Especially when we remember that it is American democracy, essentially corporate governance due to lobbying and other things we are told are "essential" to our way of life.
I remember talking to my Arabic prof about this. He was originally from Morocco and was part of student pro-democracy movements there. During my first year of it, there was an election in Morocco, where only like 30% of the population showed up. I asked him why turn out would be so low.
Basically, the Arab world has been lied to in order for the West to maintain its power and appearance of "benevolent intervention". We promised that nations who embrace democracy will be allies and be supported by the west, so many Arab nations elected western leaning leaders (Palestine with Abbas, Egypt, Morocco, etc). However, these leaders either ended up being oppressive to their own people (Egypt) or being totally ignored by the West (palestine). Because of this, the people on the ground saw no real change in their standard of living, and essentially turned their back on democracy. This explains the election of Hamas in Gaza, as the "other" option (almost reminiscent of the American "Anybody but Bush" sentiment), as Palestinians had totally lost faith in Western style leadership as a vehicle to their freedom. The same can be said of Morocco, and largely the Arab world.

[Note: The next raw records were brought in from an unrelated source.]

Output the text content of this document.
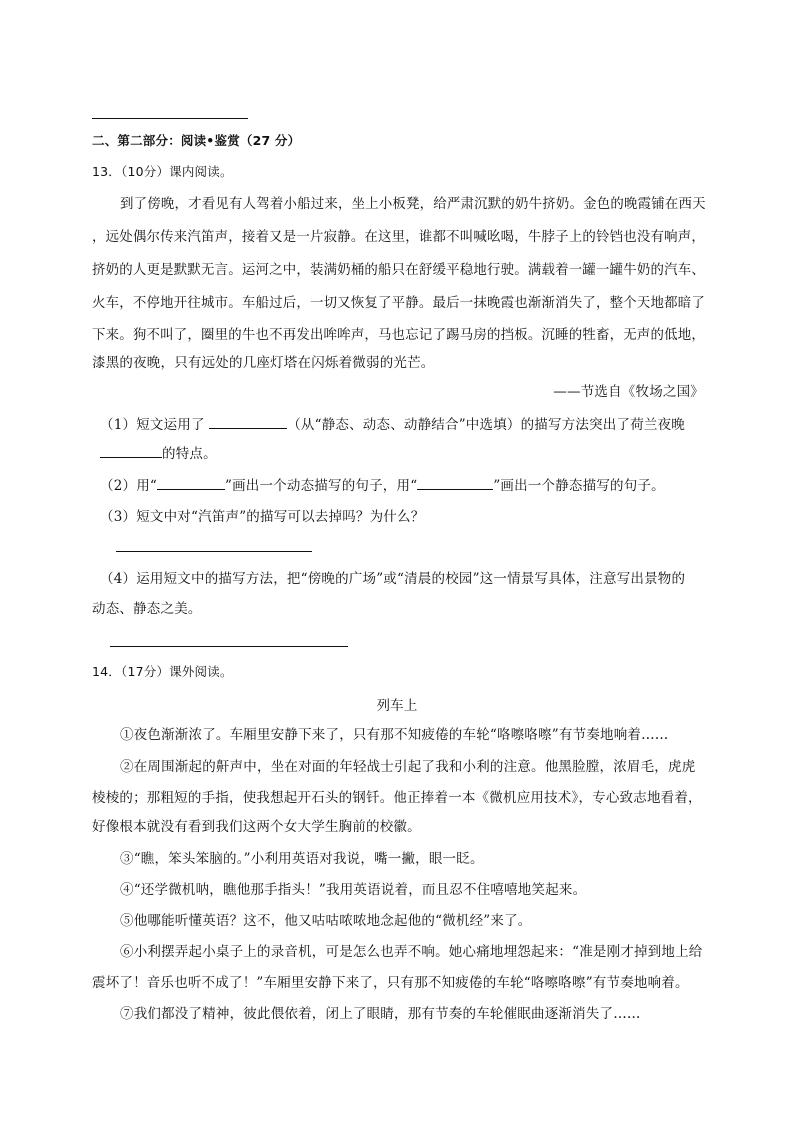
二、第二部分：阅读•鉴赏（27 分）
13．（10分）课内阅读。
到了傍晚，才看见有人驾着小船过来，坐上小板凳，给严肃沉默的奶牛挤奶。金色的晚霞铺在西天
，远处偶尔传来汽笛声，接着又是一片寂静。在这里，谁都不叫喊吆喝，牛脖子上的铃铛也没有响声，
挤奶的人更是默默无言。运河之中，装满奶桶的船只在舒缓平稳地行驶。满载着一罐一罐牛奶的汽车、
火车，不停地开往城市。车船过后，一切又恢复了平静。最后一抹晚霞也渐渐消失了，整个天地都暗了
下来。狗不叫了，圈里的牛也不再发出哞哞声，马也忘记了踢马房的挡板。沉睡的牲畜，无声的低地，
漆黑的夜晚，只有远处的几座灯塔在闪烁着微弱的光芒。
——节选自《牧场之国》
（1）短文运用了	（从“静态、动态、动静结合”中选填）的描写方法突出了荷兰夜晚
的特点。
（2）用“	”画出一个动态描写的句子，用“	”画出一个静态描写的句子。
（3）短文中对“汽笛声”的描写可以去掉吗？为什么？
（4）运用短文中的描写方法，把“傍晚的广场”或“清晨的校园”这一情景写具体，注意写出景物的
动态、静态之美。
14．（17分）课外阅读。
列车上
①夜色渐渐浓了。车厢里安静下来了，只有那不知疲倦的车轮“咯嚓咯嚓”有节奏地响着……
②在周围渐起的鼾声中，坐在对面的年轻战士引起了我和小利的注意。他黑脸膛，浓眉毛，虎虎
棱棱的；那粗短的手指，使我想起开石头的钢钎。他正捧着一本《微机应用技术》，专心致志地看着，
好像根本就没有看到我们这两个女大学生胸前的校徽。
③“瞧，笨头笨脑的。”小利用英语对我说，嘴一撇，眼一眨。
④“还学微机呐，瞧他那手指头！”我用英语说着，而且忍不住嘻嘻地笑起来。
⑤他哪能听懂英语？这不，他又咕咕哝哝地念起他的“微机经”来了。
⑥小利摆弄起小桌子上的录音机，可是怎么也弄不响。她心痛地埋怨起来：“准是刚才掉到地上给
震坏了！音乐也听不成了！”车厢里安静下来了，只有那不知疲倦的车轮“咯嚓咯嚓”有节奏地响着。
⑦我们都没了精神，彼此偎依着，闭上了眼睛，那有节奏的车轮催眠曲逐渐消失了……
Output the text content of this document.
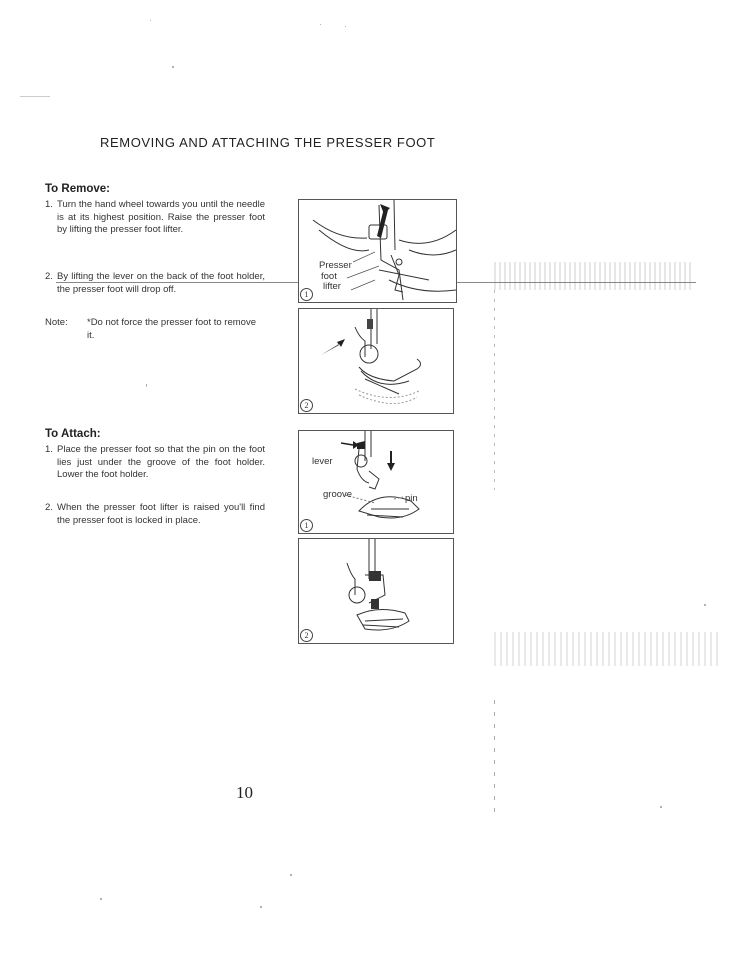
REMOVING AND ATTACHING THE PRESSER FOOT
To Remove:
1. Turn the hand wheel towards you until the needle is at its highest position. Raise the presser foot by lifting the presser foot lifter.
2. By lifting the lever on the back of the foot holder, the presser foot will drop off.
Note: *Do not force the presser foot to remove it.
To Attach:
1. Place the presser foot so that the pin on the foot lies just under the groove of the foot holder. Lower the foot holder.
2. When the presser foot lifter is raised you'll find the presser foot is locked in place.
10
Presser
foot
lifter
1
2
lever
groove	pin
1
2
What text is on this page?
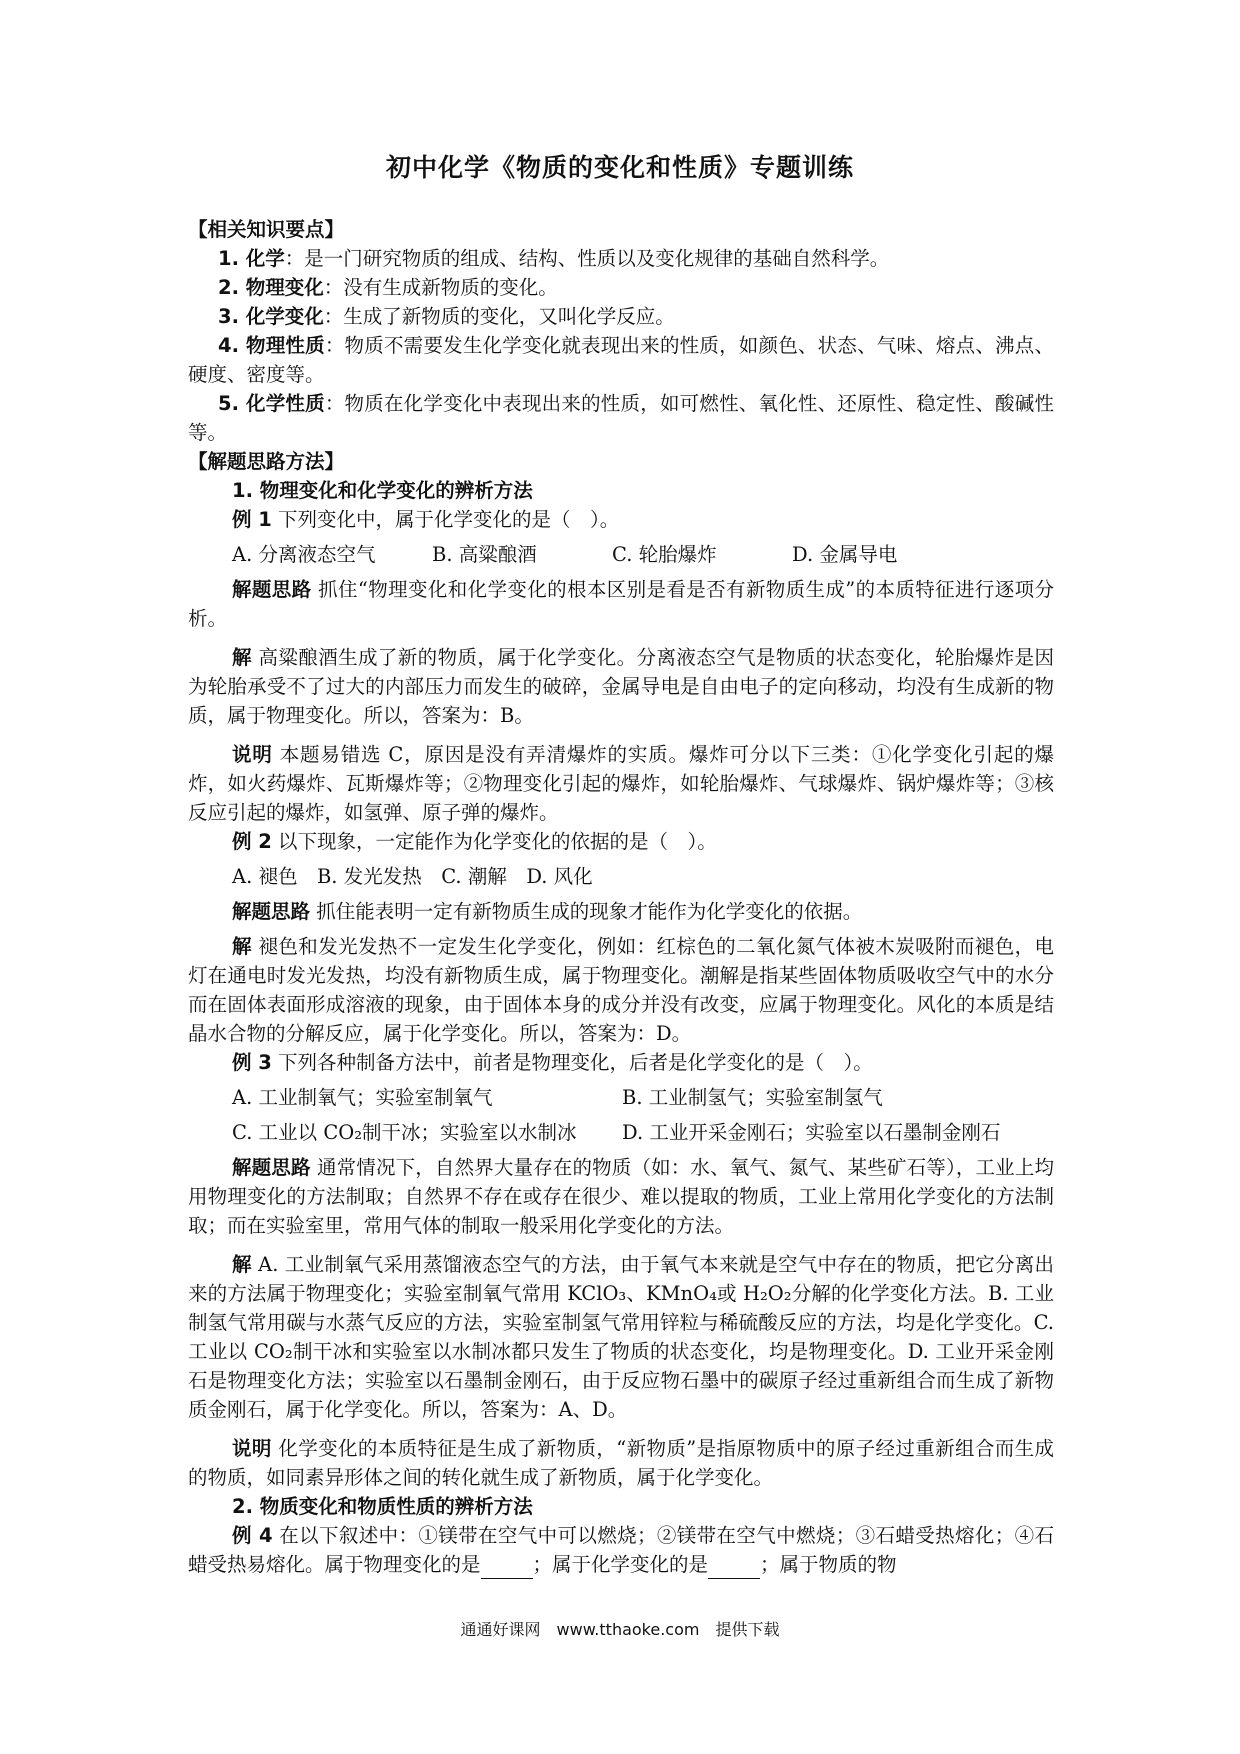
初中化学《物质的变化和性质》专题训练

【相关知识要点】

1. 化学：是一门研究物质的组成、结构、性质以及变化规律的基础自然科学。

2. 物理变化：没有生成新物质的变化。

3. 化学变化：生成了新物质的变化，又叫化学反应。

4. 物理性质：物质不需要发生化学变化就表现出来的性质，如颜色、状态、气味、熔点、沸点、硬度、密度等。

5. 化学性质：物质在化学变化中表现出来的性质，如可燃性、氧化性、还原性、稳定性、酸碱性等。

【解题思路方法】

1. 物理变化和化学变化的辨析方法

例 1 下列变化中，属于化学变化的是（　）。

A. 分离液态空气	B. 高粱酿酒	C. 轮胎爆炸	D. 金属导电

解题思路 抓住“物理变化和化学变化的根本区别是看是否有新物质生成”的本质特征进行逐项分析。

解 高粱酿酒生成了新的物质，属于化学变化。分离液态空气是物质的状态变化，轮胎爆炸是因为轮胎承受不了过大的内部压力而发生的破碎，金属导电是自由电子的定向移动，均没有生成新的物质，属于物理变化。所以，答案为：B。

说明 本题易错选 C，原因是没有弄清爆炸的实质。爆炸可分以下三类：①化学变化引起的爆炸，如火药爆炸、瓦斯爆炸等；②物理变化引起的爆炸，如轮胎爆炸、气球爆炸、锅炉爆炸等；③核反应引起的爆炸，如氢弹、原子弹的爆炸。

例 2 以下现象，一定能作为化学变化的依据的是（　）。

A. 褪色　B. 发光发热　C. 潮解　D. 风化

解题思路 抓住能表明一定有新物质生成的现象才能作为化学变化的依据。

解 褪色和发光发热不一定发生化学变化，例如：红棕色的二氧化氮气体被木炭吸附而褪色，电灯在通电时发光发热，均没有新物质生成，属于物理变化。潮解是指某些固体物质吸收空气中的水分而在固体表面形成溶液的现象，由于固体本身的成分并没有改变，应属于物理变化。风化的本质是结晶水合物的分解反应，属于化学变化。所以，答案为：D。

例 3 下列各种制备方法中，前者是物理变化，后者是化学变化的是（　）。

A. 工业制氧气；实验室制氧气	B. 工业制氢气；实验室制氢气
C. 工业以 CO₂制干冰；实验室以水制冰	D. 工业开采金刚石；实验室以石墨制金刚石

解题思路 通常情况下，自然界大量存在的物质（如：水、氧气、氮气、某些矿石等），工业上均用物理变化的方法制取；自然界不存在或存在很少、难以提取的物质，工业上常用化学变化的方法制取；而在实验室里，常用气体的制取一般采用化学变化的方法。

解 A. 工业制氧气采用蒸馏液态空气的方法，由于氧气本来就是空气中存在的物质，把它分离出来的方法属于物理变化；实验室制氧气常用 KClO₃、KMnO₄或 H₂O₂分解的化学变化方法。B. 工业制氢气常用碳与水蒸气反应的方法，实验室制氢气常用锌粒与稀硫酸反应的方法，均是化学变化。C. 工业以 CO₂制干冰和实验室以水制冰都只发生了物质的状态变化，均是物理变化。D. 工业开采金刚石是物理变化方法；实验室以石墨制金刚石，由于反应物石墨中的碳原子经过重新组合而生成了新物质金刚石，属于化学变化。所以，答案为：A、D。

说明 化学变化的本质特征是生成了新物质，“新物质”是指原物质中的原子经过重新组合而生成的物质，如同素异形体之间的转化就生成了新物质，属于化学变化。

2. 物质变化和物质性质的辨析方法

例 4 在以下叙述中：①镁带在空气中可以燃烧；②镁带在空气中燃烧；③石蜡受热熔化；④石蜡受热易熔化。属于物理变化的是	；属于化学变化的是	；属于物质的物

通通好课网　www.tthaoke.com　提供下载
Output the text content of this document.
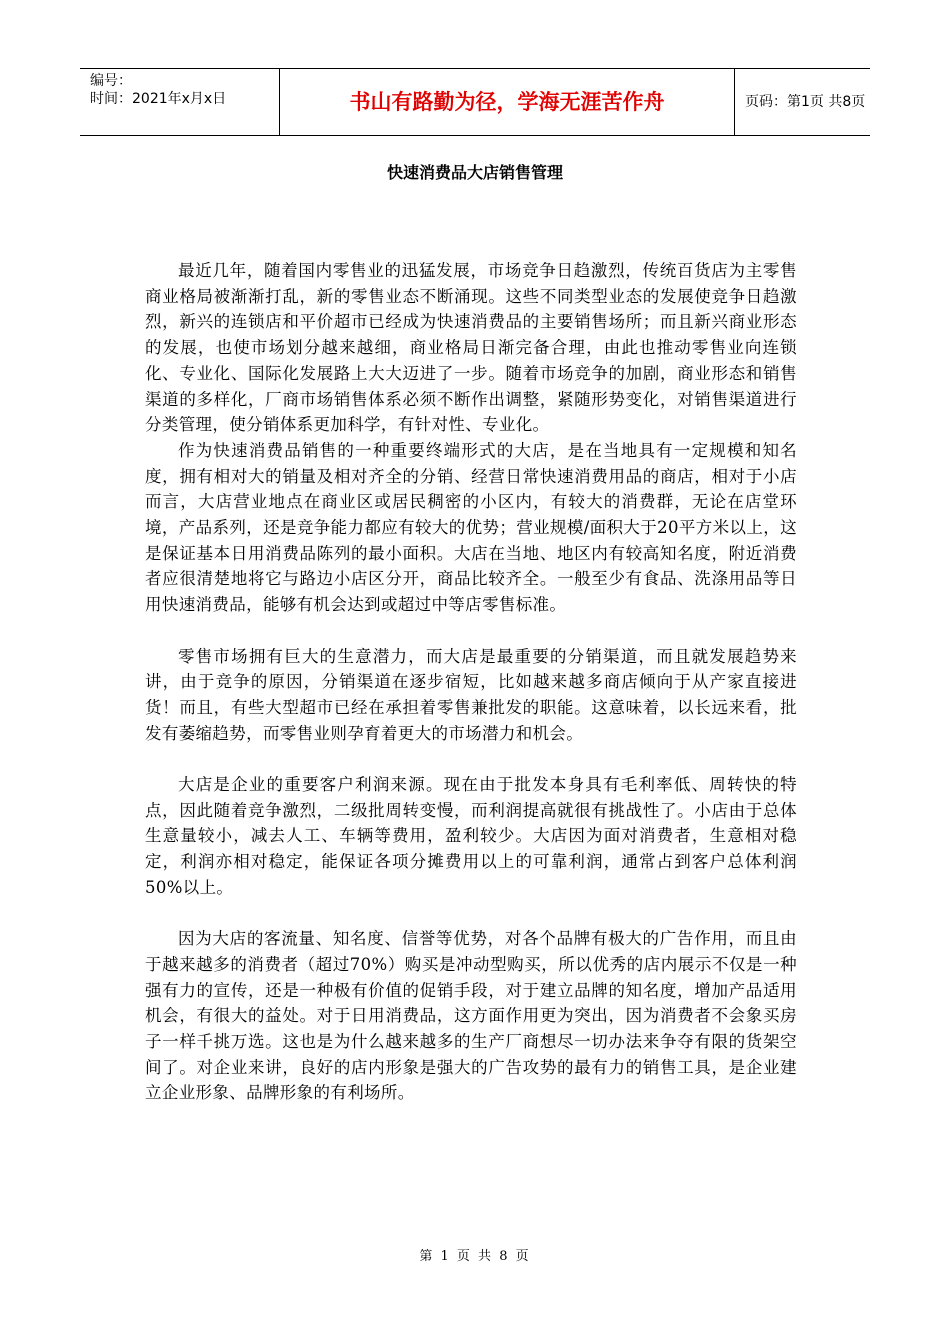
编号：
时间：2021年x月x日	书山有路勤为径，学海无涯苦作舟	页码：第1页 共8页
快速消费品大店销售管理

最近几年，随着国内零售业的迅猛发展，市场竞争日趋激烈，传统百货店为主零售商业格局被渐渐打乱，新的零售业态不断涌现。这些不同类型业态的发展使竞争日趋激烈，新兴的连锁店和平价超市已经成为快速消费品的主要销售场所；而且新兴商业形态的发展，也使市场划分越来越细，商业格局日渐完备合理，由此也推动零售业向连锁化、专业化、国际化发展路上大大迈进了一步。随着市场竞争的加剧，商业形态和销售渠道的多样化，厂商市场销售体系必须不断作出调整，紧随形势变化，对销售渠道进行分类管理，使分销体系更加科学，有针对性、专业化。

作为快速消费品销售的一种重要终端形式的大店，是在当地具有一定规模和知名度，拥有相对大的销量及相对齐全的分销、经营日常快速消费用品的商店，相对于小店而言，大店营业地点在商业区或居民稠密的小区内，有较大的消费群，无论在店堂环境，产品系列，还是竞争能力都应有较大的优势；营业规模/面积大于20平方米以上，这是保证基本日用消费品陈列的最小面积。大店在当地、地区内有较高知名度，附近消费者应很清楚地将它与路边小店区分开，商品比较齐全。一般至少有食品、洗涤用品等日用快速消费品，能够有机会达到或超过中等店零售标准。

零售市场拥有巨大的生意潜力，而大店是最重要的分销渠道，而且就发展趋势来讲，由于竞争的原因，分销渠道在逐步宿短，比如越来越多商店倾向于从产家直接进货！而且，有些大型超市已经在承担着零售兼批发的职能。这意味着，以长远来看，批发有萎缩趋势，而零售业则孕育着更大的市场潜力和机会。

大店是企业的重要客户利润来源。现在由于批发本身具有毛利率低、周转快的特点，因此随着竞争激烈，二级批周转变慢，而利润提高就很有挑战性了。小店由于总体生意量较小，减去人工、车辆等费用，盈利较少。大店因为面对消费者，生意相对稳定，利润亦相对稳定，能保证各项分摊费用以上的可靠利润，通常占到客户总体利润50%以上。

因为大店的客流量、知名度、信誉等优势，对各个品牌有极大的广告作用，而且由于越来越多的消费者（超过70%）购买是冲动型购买，所以优秀的店内展示不仅是一种强有力的宣传，还是一种极有价值的促销手段，对于建立品牌的知名度，增加产品适用机会，有很大的益处。对于日用消费品，这方面作用更为突出，因为消费者不会象买房子一样千挑万选。这也是为什么越来越多的生产厂商想尽一切办法来争夺有限的货架空间了。对企业来讲，良好的店内形象是强大的广告攻势的最有力的销售工具，是企业建立企业形象、品牌形象的有利场所。

第 1 页 共 8 页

Not only are they not interested in a Western democratic system, Western intervention and insistence on democracy is only further alienating people from the principle of political participation in general.
The bright side might be seen in Gaza, where people who elected Hamas are now bothered by the fact that they used the election victory to escalate the conflict with Israel and Fatah rather than increase the standard of living of the Palestinian people.
Originally posted by lil bitchiness
Fundamental changes in culture/politics of any nation, in order to be legitimate and lasting need to come from the INSIDE and the people of those countries. Not from external sources. Imposing any kind of system of government or morality on anyone is imperialistic.Our ancestors all once lived in Autocratic and in a lot of cases excessively oppressive states but overcame and changed as years went on.
No external forces imposed democratic systems nor morality on Western countries to be the way they are now.
Who would have thought 600 years ago that one day autocracy and feudalism would not be overwhelming system of a country, that everyone would be considered equal and that it will no longer be any rulers chosen by God but by people.
I think we forget this all the time.
America was responsible for installing the Shah into Iran. During the revolution, American freedom was associated with the Shah's rule specifically because of this. The socialist revolution, aimed at ending the Shah's corruption and perceived decadency then was associated with anti-democratic ideas specifically because of America's external intervention.
People will rise up against corrupt power systems. If America supports those, they will rise against whatever it is that America is thought to represent. By "exporting democracy" in the way America is attempting to, they only hurt real democratic movements in the region, because the American style "democracy" becomes associated with autocratic leaders (supported with American funds and weapons).
American "democracy" is the best friend of extreme Islam.